The crackdown, which will replace freedom of movement for EU citizens, will impose a minimum salary threshold of £25,600 for most workers seeking to enter the UK – with no exemptions for so-called low-skilled jobs, other than seasonal workers.
Mr Thomas-Symonds told BBC Radio 4’s Today programme: “What the government is proposing is not fair and it’s not in the national interest and that’s because they are deeming people who are low skilled to be unwelcome in this country.
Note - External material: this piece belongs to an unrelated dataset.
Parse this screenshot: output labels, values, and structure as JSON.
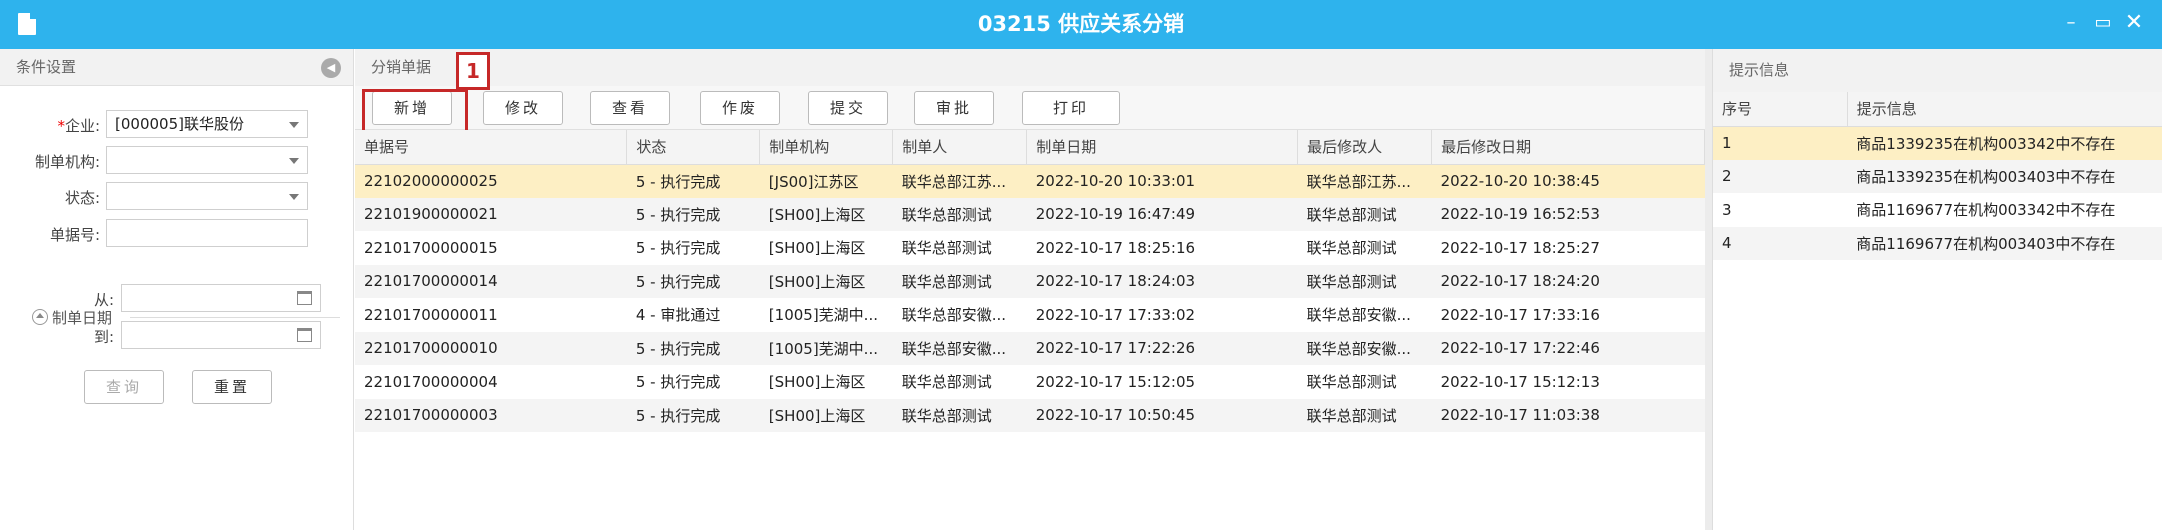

“That isn’t an acceptable way to proceed. We see the clap for carers on a Thursday evening. It is wrong to then say on a Monday that you are unskilled, and that people with those skills are not welcome in this country.
“That’s why I’m asking the government to think again. We can’t support an immigration bill today that is a threat to our health and health and social care sector.”
Mr Thomas-Symonds said it was wrong to measure people’s contribution to society by salary, and pointed to how care workers, shop staff and refuse collectors who have played a critical role in the coronavirus crisis would be deemed “low-skilled” under government plans.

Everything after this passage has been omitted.